Conecte-se conosco

#EleNão

BOLSONARO COM DOSES DE PSICOPATIA

Publicadoo

em

ARTIGO

Alexandre Santos de Moraes, professor do Instituto de História da Universidade Federal Fluminense

Para que ninguém duvide de seu caráter, Jair Bolsonaro mantém a ofensiva e segue disseminando ódio. O alvo dessa vez foi Felipe Santa Cruz, presidente da Ordem dos Advogados do Brasil (OAB). Seu pai, Fernando Santa Cruz, foi exterminado pelos militares durante a vigência do golpe militar de 1964. O presidente fez uma declaração em uma resposta aos posicionamentos da OAB diante do processo de Adélio Bispo, o sujeito com transtornos psiquiátricos que esfaqueou o então candidato na cidade de Juiz de Fora (MG) em setembro de 2018. A OAB nada mais fez do que defender que fosse assegurado o sigilo das conversas entre os advogados e o réu. Trata-se de uma prerrogativa constitucional que segue desagradando Bolsonaro, um político notabilizado pelo desapreço às leis que jurou defender.

Esse foi o estopim para que o presidente da República atacasse Felipe Santa Cruz. No entanto, não foi uma crítica inocente, própria do jogo democrático, ou mesmo a defesa do governo diante de um admitido opositor. O teor do ataque foi absolutamente incondizente com o cargo que Bolsonaro ocupa, e ainda que sua verborragia desenfreada não seja uma novidade, diversos setores das esquerdas e mesmo das direitas reagiram duramente ao palavrório. Até mesmo o governador de São Paulo, João Dória (PSDB), que literalmente vestiu a camisa do atual presidente durante a campanha, decidiu fazer de conta que nunca se envolveu com o candidato que ele ajudou a eleger.

Em carta, Lula considerou se tratar de um “caráter covarde”. O deputado Helder Salomão (PT-ES) caracterizou o discurso como “antidemocrático, desumano e sádico”. Felipe Santa Cruz sinalizou em nota a “crueldade” e “falta de empatia”. Penso que todos estão corretos, mas se acompanharmos com cuidado a declaração, considero que há pitadas nada desprezíveis de psicopatia, o que faz da permanência de Jair no mais alto cargo do Executivo algo cada vez mais insustentável. Vamos às falas.

A primeira manifestação aconteceu em uma entrevista no dia 29 de julho.
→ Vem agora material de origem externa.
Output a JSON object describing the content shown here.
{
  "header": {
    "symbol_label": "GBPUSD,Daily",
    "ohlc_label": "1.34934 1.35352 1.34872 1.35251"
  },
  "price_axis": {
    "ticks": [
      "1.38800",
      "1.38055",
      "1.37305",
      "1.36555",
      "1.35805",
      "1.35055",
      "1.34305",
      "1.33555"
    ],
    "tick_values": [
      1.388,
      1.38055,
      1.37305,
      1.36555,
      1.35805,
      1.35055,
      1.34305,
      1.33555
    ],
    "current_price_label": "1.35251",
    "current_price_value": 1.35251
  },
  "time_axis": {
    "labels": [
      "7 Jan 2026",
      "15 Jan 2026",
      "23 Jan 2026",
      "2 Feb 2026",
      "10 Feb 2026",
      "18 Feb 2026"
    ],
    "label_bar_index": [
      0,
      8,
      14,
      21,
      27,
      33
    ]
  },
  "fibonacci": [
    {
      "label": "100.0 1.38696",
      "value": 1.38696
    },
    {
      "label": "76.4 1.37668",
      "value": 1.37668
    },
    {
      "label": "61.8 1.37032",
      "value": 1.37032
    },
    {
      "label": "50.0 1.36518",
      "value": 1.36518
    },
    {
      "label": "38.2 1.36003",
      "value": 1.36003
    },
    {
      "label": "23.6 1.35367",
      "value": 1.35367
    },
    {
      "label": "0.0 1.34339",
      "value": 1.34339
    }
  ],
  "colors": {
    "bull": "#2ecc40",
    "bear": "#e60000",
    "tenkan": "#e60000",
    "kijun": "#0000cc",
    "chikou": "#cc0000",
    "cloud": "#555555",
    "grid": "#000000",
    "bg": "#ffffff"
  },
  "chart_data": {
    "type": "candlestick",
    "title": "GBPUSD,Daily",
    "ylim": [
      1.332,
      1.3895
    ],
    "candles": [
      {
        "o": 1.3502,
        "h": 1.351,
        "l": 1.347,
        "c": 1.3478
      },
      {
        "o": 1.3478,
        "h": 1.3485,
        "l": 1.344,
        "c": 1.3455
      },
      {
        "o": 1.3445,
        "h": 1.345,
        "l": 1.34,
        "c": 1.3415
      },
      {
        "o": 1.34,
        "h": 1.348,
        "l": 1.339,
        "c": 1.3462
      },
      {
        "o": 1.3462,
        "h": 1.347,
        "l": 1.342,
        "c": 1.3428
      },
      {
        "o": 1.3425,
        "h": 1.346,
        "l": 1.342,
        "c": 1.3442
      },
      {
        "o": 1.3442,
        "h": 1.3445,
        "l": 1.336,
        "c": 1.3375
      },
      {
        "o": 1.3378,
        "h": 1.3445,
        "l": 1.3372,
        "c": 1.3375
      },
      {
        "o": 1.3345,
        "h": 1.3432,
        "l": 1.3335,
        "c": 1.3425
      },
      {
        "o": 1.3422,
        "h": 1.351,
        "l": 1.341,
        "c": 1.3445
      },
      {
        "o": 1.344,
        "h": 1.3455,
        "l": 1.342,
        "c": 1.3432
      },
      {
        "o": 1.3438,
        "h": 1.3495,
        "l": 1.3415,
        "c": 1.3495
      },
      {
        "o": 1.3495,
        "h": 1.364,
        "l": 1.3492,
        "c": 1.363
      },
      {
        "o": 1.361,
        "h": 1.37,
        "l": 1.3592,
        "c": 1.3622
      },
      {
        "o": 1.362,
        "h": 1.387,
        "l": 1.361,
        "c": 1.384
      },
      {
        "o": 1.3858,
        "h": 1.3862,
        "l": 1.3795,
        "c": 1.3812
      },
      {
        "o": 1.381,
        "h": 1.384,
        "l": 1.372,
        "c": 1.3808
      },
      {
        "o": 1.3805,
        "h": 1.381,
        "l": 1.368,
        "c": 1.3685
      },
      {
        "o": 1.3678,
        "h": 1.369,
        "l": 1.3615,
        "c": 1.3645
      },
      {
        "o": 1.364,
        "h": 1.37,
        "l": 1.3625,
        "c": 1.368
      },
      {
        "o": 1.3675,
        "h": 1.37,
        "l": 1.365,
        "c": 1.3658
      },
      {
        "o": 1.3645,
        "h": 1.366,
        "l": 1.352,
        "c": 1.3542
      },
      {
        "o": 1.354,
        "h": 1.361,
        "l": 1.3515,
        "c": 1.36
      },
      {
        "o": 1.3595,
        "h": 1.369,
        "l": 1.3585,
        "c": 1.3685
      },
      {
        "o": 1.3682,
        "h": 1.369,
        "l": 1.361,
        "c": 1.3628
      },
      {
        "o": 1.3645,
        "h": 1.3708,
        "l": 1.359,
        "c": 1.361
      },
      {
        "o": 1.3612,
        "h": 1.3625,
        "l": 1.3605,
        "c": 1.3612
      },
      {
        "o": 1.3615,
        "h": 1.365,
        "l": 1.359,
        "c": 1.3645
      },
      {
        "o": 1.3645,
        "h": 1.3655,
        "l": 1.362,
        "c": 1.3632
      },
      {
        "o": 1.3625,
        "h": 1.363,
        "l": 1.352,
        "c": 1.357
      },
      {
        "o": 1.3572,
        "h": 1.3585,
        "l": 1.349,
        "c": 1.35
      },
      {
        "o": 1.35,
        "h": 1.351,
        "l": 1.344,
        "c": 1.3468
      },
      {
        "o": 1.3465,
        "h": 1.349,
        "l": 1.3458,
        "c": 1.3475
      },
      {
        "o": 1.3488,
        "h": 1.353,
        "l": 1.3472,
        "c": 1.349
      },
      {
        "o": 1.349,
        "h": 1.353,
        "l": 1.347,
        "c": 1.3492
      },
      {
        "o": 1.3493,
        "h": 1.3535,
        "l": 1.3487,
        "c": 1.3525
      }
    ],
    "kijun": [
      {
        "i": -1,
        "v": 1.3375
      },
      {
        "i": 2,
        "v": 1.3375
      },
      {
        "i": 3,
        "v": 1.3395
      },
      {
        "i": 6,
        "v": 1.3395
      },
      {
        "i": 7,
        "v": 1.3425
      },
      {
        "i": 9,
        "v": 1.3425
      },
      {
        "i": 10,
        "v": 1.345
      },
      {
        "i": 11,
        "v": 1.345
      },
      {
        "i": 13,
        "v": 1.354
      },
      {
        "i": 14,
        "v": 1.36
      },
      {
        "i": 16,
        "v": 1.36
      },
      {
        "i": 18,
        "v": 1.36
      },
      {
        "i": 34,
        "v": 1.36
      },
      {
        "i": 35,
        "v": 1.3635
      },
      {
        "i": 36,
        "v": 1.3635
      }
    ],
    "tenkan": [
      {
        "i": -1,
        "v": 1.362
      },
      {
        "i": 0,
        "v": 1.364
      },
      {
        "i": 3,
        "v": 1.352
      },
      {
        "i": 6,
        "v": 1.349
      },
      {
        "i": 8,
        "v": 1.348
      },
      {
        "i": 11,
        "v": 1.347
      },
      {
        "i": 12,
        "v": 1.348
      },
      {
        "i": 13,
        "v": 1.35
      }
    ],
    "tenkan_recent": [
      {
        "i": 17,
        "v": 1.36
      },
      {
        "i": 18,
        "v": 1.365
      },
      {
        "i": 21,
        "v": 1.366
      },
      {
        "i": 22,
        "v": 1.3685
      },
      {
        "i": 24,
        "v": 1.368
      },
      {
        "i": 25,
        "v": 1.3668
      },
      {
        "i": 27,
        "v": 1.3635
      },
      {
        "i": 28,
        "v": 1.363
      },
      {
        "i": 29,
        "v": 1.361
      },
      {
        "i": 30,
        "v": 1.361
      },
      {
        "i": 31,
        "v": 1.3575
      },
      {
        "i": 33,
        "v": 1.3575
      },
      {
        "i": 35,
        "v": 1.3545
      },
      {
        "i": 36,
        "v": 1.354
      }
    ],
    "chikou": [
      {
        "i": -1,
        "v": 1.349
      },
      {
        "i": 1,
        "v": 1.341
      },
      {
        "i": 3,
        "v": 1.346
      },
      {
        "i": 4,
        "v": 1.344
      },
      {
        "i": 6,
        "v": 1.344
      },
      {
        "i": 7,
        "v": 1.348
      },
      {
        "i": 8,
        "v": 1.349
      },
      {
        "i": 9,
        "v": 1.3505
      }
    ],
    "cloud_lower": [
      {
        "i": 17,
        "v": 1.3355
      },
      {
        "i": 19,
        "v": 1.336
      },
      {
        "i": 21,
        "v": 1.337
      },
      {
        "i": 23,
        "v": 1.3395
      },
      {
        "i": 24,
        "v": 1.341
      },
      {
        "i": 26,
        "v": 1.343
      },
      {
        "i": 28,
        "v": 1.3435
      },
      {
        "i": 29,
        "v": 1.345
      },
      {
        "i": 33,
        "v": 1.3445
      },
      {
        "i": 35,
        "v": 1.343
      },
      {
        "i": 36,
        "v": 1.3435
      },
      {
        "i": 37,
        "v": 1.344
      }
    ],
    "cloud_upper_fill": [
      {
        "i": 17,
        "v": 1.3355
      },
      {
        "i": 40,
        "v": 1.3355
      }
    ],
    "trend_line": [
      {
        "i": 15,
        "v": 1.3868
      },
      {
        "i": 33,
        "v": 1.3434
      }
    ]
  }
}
Para provocar Felipe Santa Cruz, e sem qualquer contexto que justificasse esse estratagema, Bolsonaro recordou a morte de Fernando Santa Cruz numa cínica postura de denunciante: “Se um dia o presidente da OAB quiser saber como seu pai desapareceu no período militar, eu conto pra ele. Ele não vai querer ouvir a verdade”. De início, Bolsonaro sugere conhecer uma informação sigilosa, como se tivesse gozado de acesso a privilegiado a um dado que seria desconhecido pelo público e que se dispunha a compartilhar com um dos maiores interessados no tema. O cinismo se disfarça de filantropia, como um assassino que se faz amigo para se aproximar da vítima e desferir o golpe fatal. Logo em seguida, na mesma entrevista, diz não se tratar de sua versão e alega: “A minha vivência me fez chegar a essas conclusões”.

Há aí uma contradição deflagrada: se ele chegou, através das próprias vivências, a essas conclusões, trata-se obviamente de uma versão particular. Nas horas subsequentes à declaração, todos desconheciam o que Bolsonaro supostamente sabia a respeito do fato. Teve início a pressão. O que se sabe, que é público e documentado, é que Fernando Santa Cruz militava na Ação Popular Marxista-Leninista (APML) e foi capturado no Rio de Janeiro pelas Forças Armadas em 22 de fevereiro de 1974. Tinha 26 anos, era funcionário público, casado, pai e estudava Direito na Universidade Federal Fluminense (UFF). Essa informação consta no relatório secreto RPB 655, que se fez conhecido através da Comissão Nacional da Verdade, que também ouviu Cláudio Guerra, ex-delegado que declarou que Fernando Santa Cruz foi morto na prisão e que teve seu corpo incinerado na Usina Cambahyba, em Campos (RJ).

Na época da prisão de Fernando Santa Cruz, Bolsonaro estava no início de sua carreira militar, pois foi aprovado para a Academia Militar das Agulhas Negras no final de 1973. Não era, portanto, nem mesmo aspirante a oficial. O atual presidente se formou apenas em 1977. Logo em seguida, integrou a Brigada de Infantaria Paraquedista e, em 1979, saiu do Rio de Janeiro para servir no Mato Grosso do Sul, onde permaneceu até 1981. Como é amplamente noticiado, sua carreira militar foi marcada por vários atropelos. Os superiores consideravam-no excessivamente ambicioso. O coronel Carlos Alfredo Pellegrino, como mostram documentos, além de destacar sua agressividade com os camaradas, o via como marcado pela falta de lógica, racionalidade e equilíbrio na apresentação de argumentos. Foi para a reserva aos 33 anos de idade.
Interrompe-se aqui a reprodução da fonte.